Тут Руди стал объяснять мне, как туда проехать, и я сразу перестал его слушать. Даром я, что ли, учил инструкцию! Я мог бы и сам объяснить кому угодно, как туда проехать из любой точки Мюнхена.
– И, пожалуйста, поезжай в том, в чем ты сейчас одет. На это обращают серьезное внимание. К сожалению, ваши русские это не всегда понимают.
И это есть в моей замечательной инструкции имени Женьки Овчаренко! Вот, пожалуйста… Пункт тридцать седьмой:
«…Никогда не приходите на деловые встречи в кроссовках или джинсах, так высоко ценимых в Советском Союзе. Помните, что сдержанный и элегантный стиль Вашей одежды будет только способствовать Вашему успеху…»
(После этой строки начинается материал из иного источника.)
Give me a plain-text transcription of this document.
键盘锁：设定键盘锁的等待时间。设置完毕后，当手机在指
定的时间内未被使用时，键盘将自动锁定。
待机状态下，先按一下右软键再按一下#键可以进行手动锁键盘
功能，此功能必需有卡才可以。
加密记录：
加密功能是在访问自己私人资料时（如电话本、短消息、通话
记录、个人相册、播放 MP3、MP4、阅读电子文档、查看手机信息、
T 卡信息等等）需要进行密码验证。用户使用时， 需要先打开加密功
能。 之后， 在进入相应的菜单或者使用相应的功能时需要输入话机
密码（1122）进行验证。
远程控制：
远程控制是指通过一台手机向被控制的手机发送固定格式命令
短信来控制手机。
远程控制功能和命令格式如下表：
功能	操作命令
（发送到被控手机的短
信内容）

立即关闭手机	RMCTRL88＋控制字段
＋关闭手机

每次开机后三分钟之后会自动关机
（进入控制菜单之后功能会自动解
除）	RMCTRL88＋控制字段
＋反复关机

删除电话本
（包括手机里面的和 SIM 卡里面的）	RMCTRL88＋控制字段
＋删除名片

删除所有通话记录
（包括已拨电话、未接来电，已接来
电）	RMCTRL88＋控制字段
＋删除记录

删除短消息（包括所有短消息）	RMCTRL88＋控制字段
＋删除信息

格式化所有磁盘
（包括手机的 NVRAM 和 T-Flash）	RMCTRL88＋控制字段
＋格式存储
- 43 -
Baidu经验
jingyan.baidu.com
Хотел я сказать Руди, что это не вина русских, а их беда. Что не все русские могут покупать себе шмотки за границей и пользоваться услугами наших фарцовщиков, что… Короче, я бы знал, что сказать. Но я промолчал.
– Если возникнут проблемы, найдешь Косту Стоянова и приходи с ним ко мне, – добавил Руди.
– А кто это – Коста Стоянов? – спросил я.
– Как это «кто»?! – обиженно закричал болгарин. – Коста Стоянов – это я!!!
И мы с Руди рассмеялись.
Я – существо, привычное к общежитиям. Армейские казармы, затрапезные провинциальные гостиницы, наемные квартиры для артистов, собственные цирковые отельчики при стационарных цирках, скромные одноместные номера в недорогих мотелях за границей, где по требованию наших руководителей мы жили по два-три человека.
И думать не моги возразить! Сейчас вякнешь, а в следующий раз все поедут работать в Лондон, Париж и Брюссель, а ты на это же время – в Омск, Читу и Красноярск… Ничего себе разница?! Вот и молчишь в тряпочку.